Yep, that's me in the reflection of this embroidered depiction of a paddle steamer named 'City of Grafton', an artefact the lady at the front door of the museum told me cost $3000 to repair before it was displayed - along with thousands of other objects of historical significance - to the eager public. You can tell that it's me because I need a haircut, and I'll get one as soon as I get back home from this research trip into rural NSW.

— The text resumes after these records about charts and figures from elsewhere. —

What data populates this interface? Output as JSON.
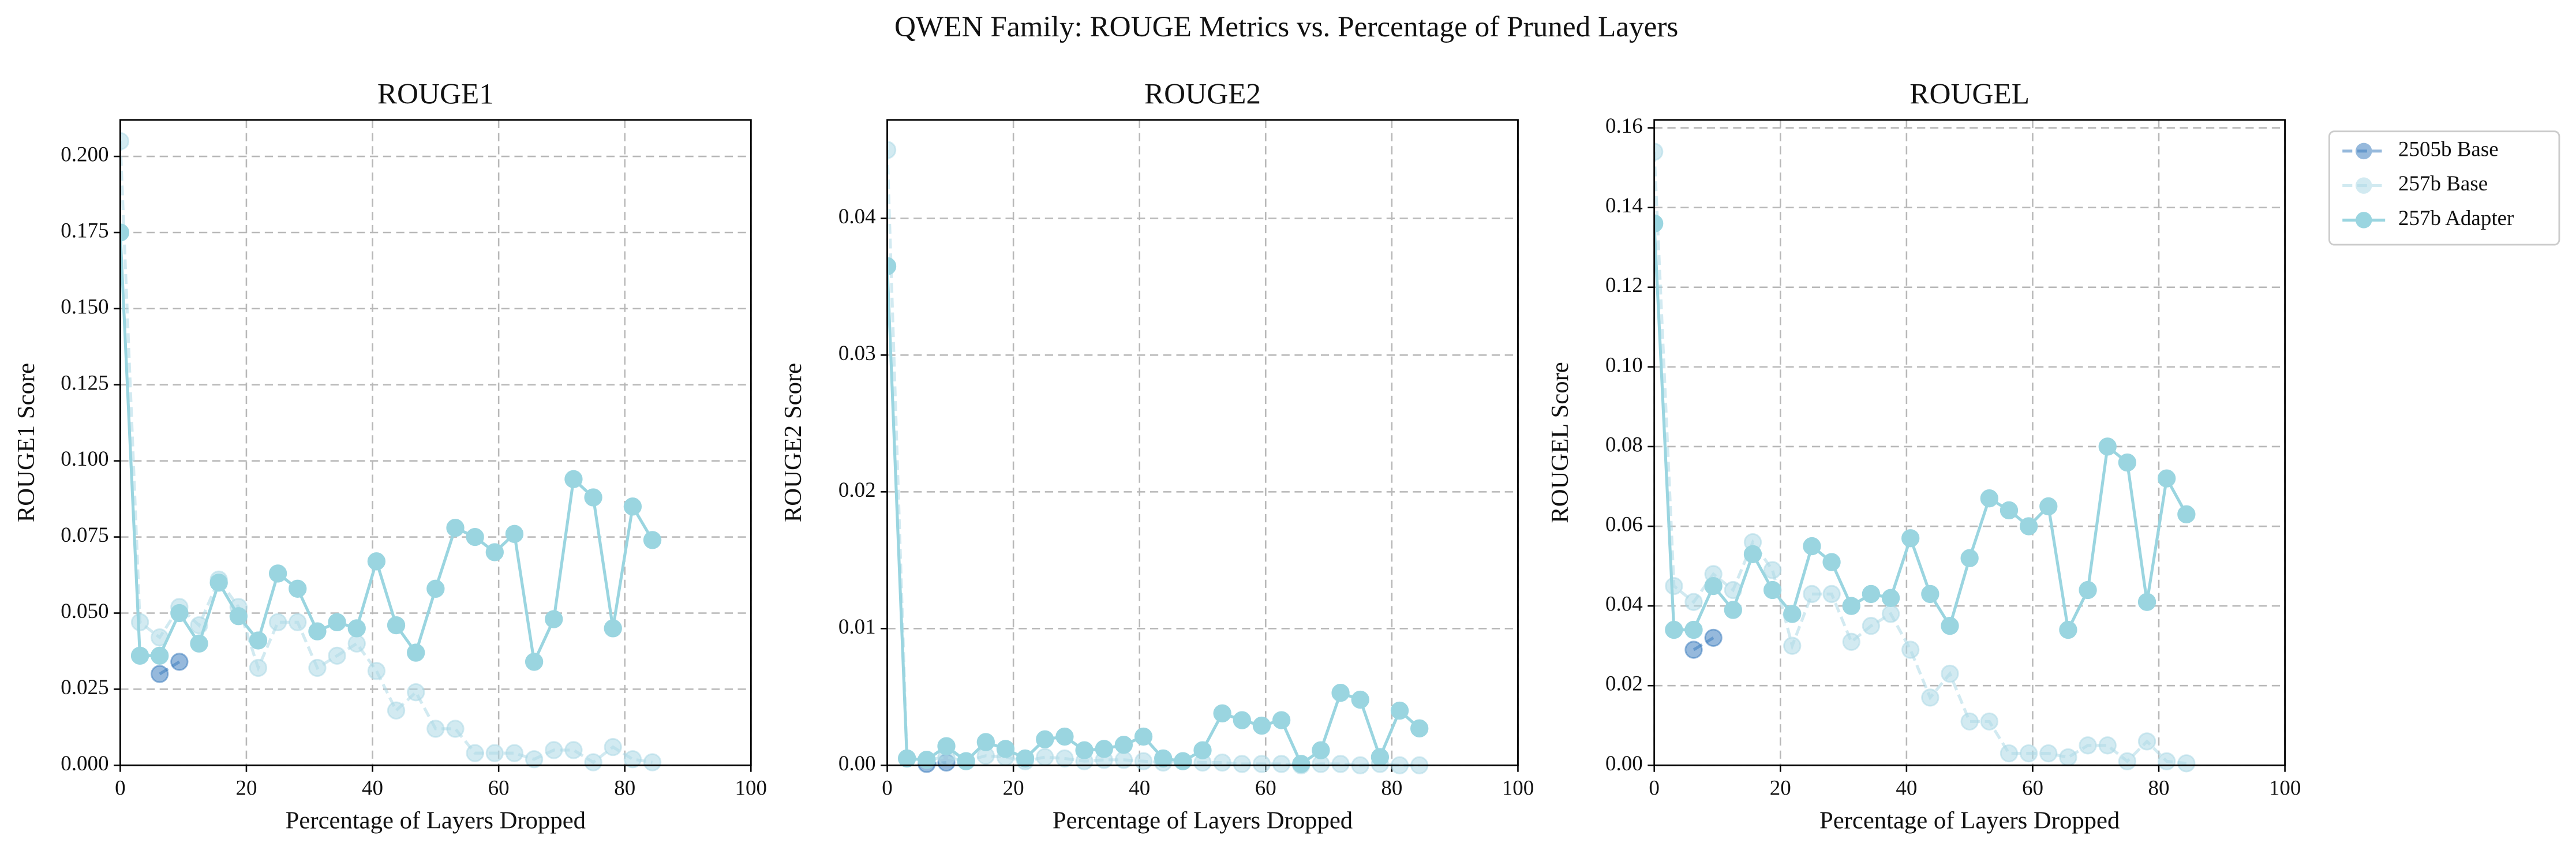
{
  "title": "QWEN Family: ROUGE Metrics vs. Percentage of Pruned Layers",
  "chart_data": [
    {
      "type": "line",
      "title": "ROUGE1",
      "x_label": "Percentage of Layers Dropped",
      "y_label": "ROUGE1 Score",
      "xlim": [
        0,
        100
      ],
      "xticks": [
        0,
        20,
        40,
        60,
        80,
        100
      ],
      "ylim": [
        0,
        0.212
      ],
      "yticks": [
        {
          "value": 0,
          "label": "0.000"
        },
        0.025,
        {
          "value": 0.05,
          "label": "0.050"
        },
        0.075,
        {
          "value": 0.1,
          "label": "0.100"
        },
        0.125,
        {
          "value": 0.15,
          "label": "0.150"
        },
        0.175,
        {
          "value": 0.2,
          "label": "0.200"
        }
      ],
      "grid": true,
      "series": [
        {
          "color": "#3f7fbf",
          "alpha": 0.55,
          "linestyle": "dashed",
          "x": [
            6.25,
            9.375
          ],
          "values": [
            0.03,
            0.034
          ]
        },
        {
          "color": "#add8e6",
          "alpha": 0.55,
          "linestyle": "dashed",
          "x": [
            0,
            3.125,
            6.25,
            9.375,
            12.5,
            15.625,
            18.75,
            21.875,
            25,
            28.125,
            31.25,
            34.375,
            37.5,
            40.625,
            43.75,
            46.875,
            50,
            53.125,
            56.25,
            59.375,
            62.5,
            65.625,
            68.75,
            71.875,
            75,
            78.125,
            81.25,
            84.375
          ],
          "values": [
            0.205,
            0.047,
            0.042,
            0.052,
            0.046,
            0.061,
            0.052,
            0.032,
            0.047,
            0.047,
            0.032,
            0.036,
            0.04,
            0.031,
            0.018,
            0.024,
            0.012,
            0.012,
            0.004,
            0.004,
            0.004,
            0.002,
            0.005,
            0.005,
            0.001,
            0.006,
            0.002,
            0.001
          ]
        },
        {
          "color": "#9ad5e0",
          "alpha": 1,
          "linestyle": "solid",
          "x": [
            0,
            3.125,
            6.25,
            9.375,
            12.5,
            15.625,
            18.75,
            21.875,
            25,
            28.125,
            31.25,
            34.375,
            37.5,
            40.625,
            43.75,
            46.875,
            50,
            53.125,
            56.25,
            59.375,
            62.5,
            65.625,
            68.75,
            71.875,
            75,
            78.125,
            81.25,
            84.375
          ],
          "values": [
            0.175,
            0.036,
            0.036,
            0.05,
            0.04,
            0.06,
            0.049,
            0.041,
            0.063,
            0.058,
            0.044,
            0.047,
            0.045,
            0.067,
            0.046,
            0.037,
            0.058,
            0.078,
            0.075,
            0.07,
            0.076,
            0.034,
            0.048,
            0.094,
            0.088,
            0.045,
            0.085,
            0.074
          ]
        }
      ]
    },
    {
      "type": "line",
      "title": "ROUGE2",
      "x_label": "Percentage of Layers Dropped",
      "y_label": "ROUGE2 Score",
      "xlim": [
        0,
        100
      ],
      "xticks": [
        0,
        20,
        40,
        60,
        80,
        100
      ],
      "ylim": [
        0,
        0.0472
      ],
      "yticks": [
        {
          "value": 0,
          "label": "0.00"
        },
        0.01,
        0.02,
        0.03,
        0.04
      ],
      "grid": true,
      "series": [
        {
          "color": "#3f7fbf",
          "alpha": 0.55,
          "linestyle": "dashed",
          "x": [
            6.25,
            9.375
          ],
          "values": [
            0.0001,
            0.0002
          ]
        },
        {
          "color": "#add8e6",
          "alpha": 0.55,
          "linestyle": "dashed",
          "x": [
            0,
            3.125,
            6.25,
            9.375,
            12.5,
            15.625,
            18.75,
            21.875,
            25,
            28.125,
            31.25,
            34.375,
            37.5,
            40.625,
            43.75,
            46.875,
            50,
            53.125,
            56.25,
            59.375,
            62.5,
            65.625,
            68.75,
            71.875,
            75,
            78.125,
            81.25,
            84.375
          ],
          "values": [
            0.045,
            0.0005,
            0.0004,
            0.0006,
            0.0003,
            0.0007,
            0.0006,
            0.0003,
            0.0006,
            0.0005,
            0.0003,
            0.0004,
            0.0004,
            0.0003,
            0.0002,
            0.0003,
            0.0002,
            0.0002,
            0.0001,
            0.0001,
            0.0001,
            0.0,
            0.0001,
            0.0001,
            0.0,
            0.0001,
            0.0,
            0.0
          ]
        },
        {
          "color": "#9ad5e0",
          "alpha": 1,
          "linestyle": "solid",
          "x": [
            0,
            3.125,
            6.25,
            9.375,
            12.5,
            15.625,
            18.75,
            21.875,
            25,
            28.125,
            31.25,
            34.375,
            37.5,
            40.625,
            43.75,
            46.875,
            50,
            53.125,
            56.25,
            59.375,
            62.5,
            65.625,
            68.75,
            71.875,
            75,
            78.125,
            81.25,
            84.375
          ],
          "values": [
            0.0365,
            0.0005,
            0.0004,
            0.0014,
            0.0003,
            0.0017,
            0.0012,
            0.0005,
            0.0019,
            0.0021,
            0.0011,
            0.0012,
            0.0015,
            0.0021,
            0.0005,
            0.0003,
            0.0011,
            0.0038,
            0.0033,
            0.0029,
            0.0033,
            0.0001,
            0.0011,
            0.0053,
            0.0048,
            0.0006,
            0.004,
            0.0027
          ]
        }
      ]
    },
    {
      "type": "line",
      "title": "ROUGEL",
      "x_label": "Percentage of Layers Dropped",
      "y_label": "ROUGEL Score",
      "xlim": [
        0,
        100
      ],
      "xticks": [
        0,
        20,
        40,
        60,
        80,
        100
      ],
      "ylim": [
        0,
        0.162
      ],
      "yticks": [
        {
          "value": 0,
          "label": "0.00"
        },
        0.02,
        0.04,
        0.06,
        0.08,
        {
          "value": 0.1,
          "label": "0.10"
        },
        0.12,
        0.14,
        0.16
      ],
      "grid": true,
      "legend": "outside upper right",
      "series": [
        {
          "name": "2505b Base",
          "color": "#3f7fbf",
          "alpha": 0.55,
          "linestyle": "dashed",
          "x": [
            6.25,
            9.375
          ],
          "values": [
            0.029,
            0.032
          ]
        },
        {
          "name": "257b Base",
          "color": "#add8e6",
          "alpha": 0.55,
          "linestyle": "dashed",
          "x": [
            0,
            3.125,
            6.25,
            9.375,
            12.5,
            15.625,
            18.75,
            21.875,
            25,
            28.125,
            31.25,
            34.375,
            37.5,
            40.625,
            43.75,
            46.875,
            50,
            53.125,
            56.25,
            59.375,
            62.5,
            65.625,
            68.75,
            71.875,
            75,
            78.125,
            81.25,
            84.375
          ],
          "values": [
            0.154,
            0.045,
            0.041,
            0.048,
            0.044,
            0.056,
            0.049,
            0.03,
            0.043,
            0.043,
            0.031,
            0.035,
            0.038,
            0.029,
            0.017,
            0.023,
            0.011,
            0.011,
            0.003,
            0.003,
            0.003,
            0.002,
            0.005,
            0.005,
            0.001,
            0.006,
            0.001,
            0.0005
          ]
        },
        {
          "name": "257b Adapter",
          "color": "#9ad5e0",
          "alpha": 1,
          "linestyle": "solid",
          "x": [
            0,
            3.125,
            6.25,
            9.375,
            12.5,
            15.625,
            18.75,
            21.875,
            25,
            28.125,
            31.25,
            34.375,
            37.5,
            40.625,
            43.75,
            46.875,
            50,
            53.125,
            56.25,
            59.375,
            62.5,
            65.625,
            68.75,
            71.875,
            75,
            78.125,
            81.25,
            84.375
          ],
          "values": [
            0.136,
            0.034,
            0.034,
            0.045,
            0.039,
            0.053,
            0.044,
            0.038,
            0.055,
            0.051,
            0.04,
            0.043,
            0.042,
            0.057,
            0.043,
            0.035,
            0.052,
            0.067,
            0.064,
            0.06,
            0.065,
            0.034,
            0.044,
            0.08,
            0.076,
            0.041,
            0.072,
            0.063
          ]
        }
      ]
    }
  ]
}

I visited the Grafton museum on a day off. It was raining, as it is today, but not heavily. I parked my car in the centre of historical Grafton, down by the Clarence River (that unruly, swashbuckling serpent with its roots south west of Brisbane in what Queenslanders call the 'Granite Belt') outside the post office, and wandered back toward the cathedral of brick where a chorus of some sort was making itself heard. The water sloshed through the gutters and ran off the sodden nature strips into the grey road. A man told me that church is not free after asking me how much the entrance fee was, because you have to "give your life to it". He was a short and slightly grizzled gentleman of the sort you can find anywhere, not as florid as the petrol station attendant in Inverell whose red face spoke of innumerable cold nights.

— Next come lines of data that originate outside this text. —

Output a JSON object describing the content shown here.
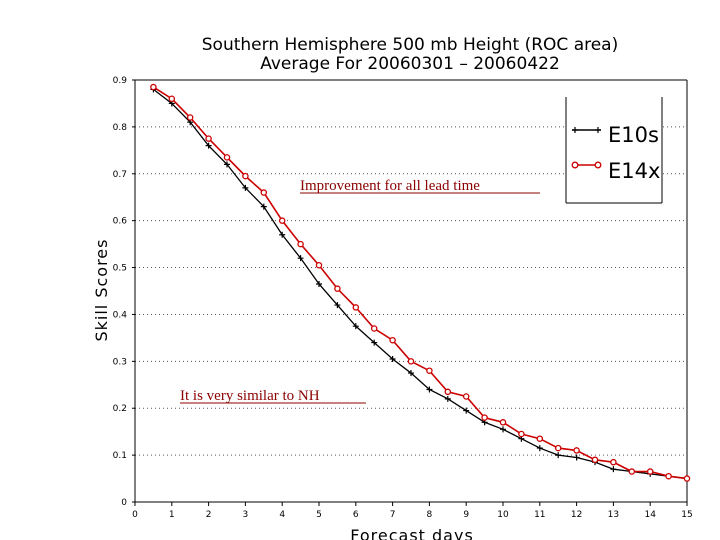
{
  "chart_data": {
    "type": "line",
    "title": "Southern Hemisphere 500 mb Height (ROC area)",
    "subtitle": "Average For 20060301 – 20060422",
    "xlabel": "Forecast days",
    "ylabel": "Skill Scores",
    "xlim": [
      0,
      15
    ],
    "ylim": [
      0,
      0.9
    ],
    "x_ticks": [
      "0",
      "1",
      "2",
      "3",
      "4",
      "5",
      "6",
      "7",
      "8",
      "9",
      "10",
      "11",
      "12",
      "13",
      "14",
      "15"
    ],
    "y_ticks": [
      "0",
      "0.1",
      "0.2",
      "0.3",
      "0.4",
      "0.5",
      "0.6",
      "0.7",
      "0.8",
      "0.9"
    ],
    "grid": true,
    "legend_position": "top-right",
    "x": [
      0.5,
      1,
      1.5,
      2,
      2.5,
      3,
      3.5,
      4,
      4.5,
      5,
      5.5,
      6,
      6.5,
      7,
      7.5,
      8,
      8.5,
      9,
      9.5,
      10,
      10.5,
      11,
      11.5,
      12,
      12.5,
      13,
      13.5,
      14,
      14.5,
      15
    ],
    "series": [
      {
        "name": "E10s",
        "color": "#000000",
        "marker": "cross",
        "values": [
          0.88,
          0.85,
          0.81,
          0.76,
          0.72,
          0.67,
          0.63,
          0.57,
          0.52,
          0.465,
          0.42,
          0.375,
          0.34,
          0.305,
          0.275,
          0.24,
          0.22,
          0.195,
          0.17,
          0.155,
          0.135,
          0.115,
          0.1,
          0.095,
          0.085,
          0.07,
          0.065,
          0.06,
          0.055,
          0.05
        ]
      },
      {
        "name": "E14x",
        "color": "#cc0000",
        "marker": "circle",
        "values": [
          0.885,
          0.86,
          0.82,
          0.775,
          0.735,
          0.695,
          0.66,
          0.6,
          0.55,
          0.505,
          0.455,
          0.415,
          0.37,
          0.345,
          0.3,
          0.28,
          0.235,
          0.225,
          0.18,
          0.17,
          0.145,
          0.135,
          0.115,
          0.11,
          0.09,
          0.085,
          0.065,
          0.065,
          0.055,
          0.05
        ]
      }
    ],
    "annotations": [
      "Improvement for all lead time",
      "It is very similar to NH"
    ]
  }
}
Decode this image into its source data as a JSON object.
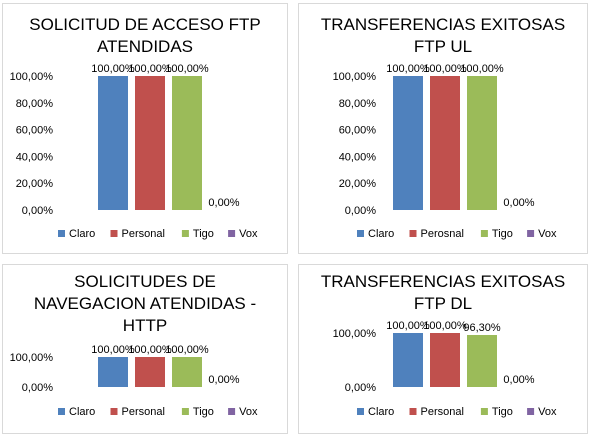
{
  "chart_data": [
    {
      "type": "bar",
      "title_lines": [
        "SOLICITUD DE ACCESO FTP",
        "ATENDIDAS"
      ],
      "categories": [
        "Claro",
        "Personal",
        "Tigo",
        "Vox"
      ],
      "values": [
        100,
        100,
        100,
        0
      ],
      "data_labels": [
        "100,00%",
        "100,00%",
        "100,00%",
        "0,00%"
      ],
      "yticks": [
        "0,00%",
        "20,00%",
        "40,00%",
        "60,00%",
        "80,00%",
        "100,00%"
      ],
      "ylim": [
        0,
        100
      ],
      "legend": [
        "Claro",
        "Personal",
        "Tigo",
        "Vox"
      ],
      "legend_position": "bottom",
      "colors": [
        "#4f81bd",
        "#c0504d",
        "#9bbb59",
        "#8064a2"
      ]
    },
    {
      "type": "bar",
      "title_lines": [
        "TRANSFERENCIAS EXITOSAS",
        "FTP UL"
      ],
      "categories": [
        "Claro",
        "Perosnal",
        "Tigo",
        "Vox"
      ],
      "values": [
        100,
        100,
        100,
        0
      ],
      "data_labels": [
        "100,00%",
        "100,00%",
        "100,00%",
        "0,00%"
      ],
      "yticks": [
        "0,00%",
        "20,00%",
        "40,00%",
        "60,00%",
        "80,00%",
        "100,00%"
      ],
      "ylim": [
        0,
        100
      ],
      "legend": [
        "Claro",
        "Perosnal",
        "Tigo",
        "Vox"
      ],
      "legend_position": "bottom",
      "colors": [
        "#4f81bd",
        "#c0504d",
        "#9bbb59",
        "#8064a2"
      ]
    },
    {
      "type": "bar",
      "title_lines": [
        "SOLICITUDES DE",
        "NAVEGACION ATENDIDAS -",
        "HTTP"
      ],
      "categories": [
        "Claro",
        "Personal",
        "Tigo",
        "Vox"
      ],
      "values": [
        100,
        100,
        100,
        0
      ],
      "data_labels": [
        "100,00%",
        "100,00%",
        "100,00%",
        "0,00%"
      ],
      "yticks": [
        "0,00%",
        "100,00%"
      ],
      "ylim": [
        0,
        100
      ],
      "legend": [
        "Claro",
        "Personal",
        "Tigo",
        "Vox"
      ],
      "legend_position": "bottom",
      "colors": [
        "#4f81bd",
        "#c0504d",
        "#9bbb59",
        "#8064a2"
      ]
    },
    {
      "type": "bar",
      "title_lines": [
        "TRANSFERENCIAS EXITOSAS",
        "FTP DL"
      ],
      "categories": [
        "Claro",
        "Personal",
        "Tigo",
        "Vox"
      ],
      "values": [
        100,
        100,
        96.3,
        0
      ],
      "data_labels": [
        "100,00%",
        "100,00%",
        "96,30%",
        "0,00%"
      ],
      "yticks": [
        "0,00%",
        "100,00%"
      ],
      "ylim": [
        0,
        100
      ],
      "legend": [
        "Claro",
        "Personal",
        "Tigo",
        "Vox"
      ],
      "legend_position": "bottom",
      "colors": [
        "#4f81bd",
        "#c0504d",
        "#9bbb59",
        "#8064a2"
      ]
    }
  ]
}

When I wandered down to the river's edge I could hear the cattle bellowing across the strait. I stood in the drenched green grass listening to the kine low and scream. The grey distance made itself felt. I couldn't see the Grafton Bridge, or hear it. The only sound was the incessant rain and the voices of the cows across the water.  I took some more pictures and then asked a pair of elderly ladies how to find the museum. They told me it was in Fitzroy Street and off I trudged.

There are probably hundreds of such museums scattered across Australia. They have been established by citizens concerned with a disappearing inheritance. There is one in Gympie not far from where I live. Like the one in Gympie, this one contains thousands of items packed together in rough order. So, items that would have been found in a living room are all arrayed in a recreated living room. Items that would have been found in a bedroom are all arrayed in a recreated bedroom. There are tags describing in miniature print the identity of the item and who donated it. It's all very curious.

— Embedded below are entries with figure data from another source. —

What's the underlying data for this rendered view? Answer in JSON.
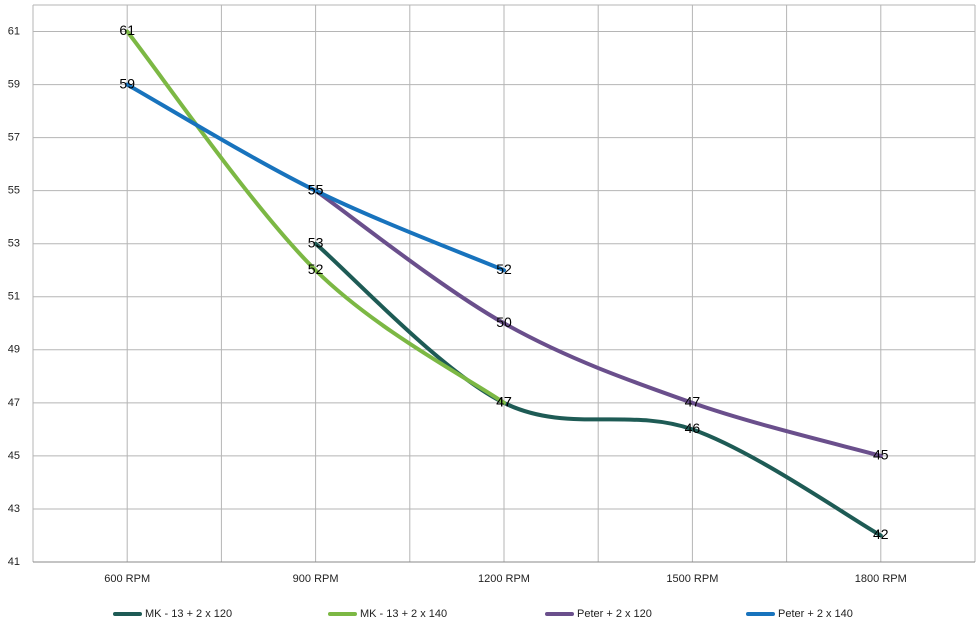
{
  "chart_data": {
    "type": "line",
    "categories": [
      "600 RPM",
      "900 RPM",
      "1200 RPM",
      "1500 RPM",
      "1800 RPM"
    ],
    "series": [
      {
        "name": "MK - 13 + 2 x 120",
        "color": "#1e5b55",
        "values": [
          null,
          53,
          47,
          46,
          42
        ]
      },
      {
        "name": "MK - 13 + 2 x 140",
        "color": "#7cb844",
        "values": [
          61,
          52,
          47,
          null,
          null
        ]
      },
      {
        "name": "Peter + 2 x 120",
        "color": "#6a4f8c",
        "values": [
          null,
          55,
          50,
          47,
          45
        ]
      },
      {
        "name": "Peter + 2 x 140",
        "color": "#1873bd",
        "values": [
          59,
          55,
          52,
          null,
          null
        ]
      }
    ],
    "ylim": [
      41,
      62
    ],
    "yticks": [
      41,
      43,
      45,
      47,
      49,
      51,
      53,
      55,
      57,
      59,
      61
    ],
    "grid": true,
    "smooth": true,
    "legend": "bottom"
  }
}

But not informative. You could easily remove 75 percent of the items from the museum without losing anything in terms of relevance. What is needed more than anything is some sort of curation. You need well-written signs pasted alongside the items you decide to keep. These signs should tell a story. The way things are inside these cabinets of curiosities you must stagger from one room to the next ghasping for breath, overwhelmed by the plethora of material and the paucity of consideration on the part of the designers.

In fact there is no design. Proof, if any were needed, is in the book cabinet off the living room. There, hundreds of old books sit on exposed shelves waiting for a learned nimble-finger to spirit away the choice volumes. Glass facings for the shelves must be given consideration if the running committee is not to end up losing valuable pieces from the city's past.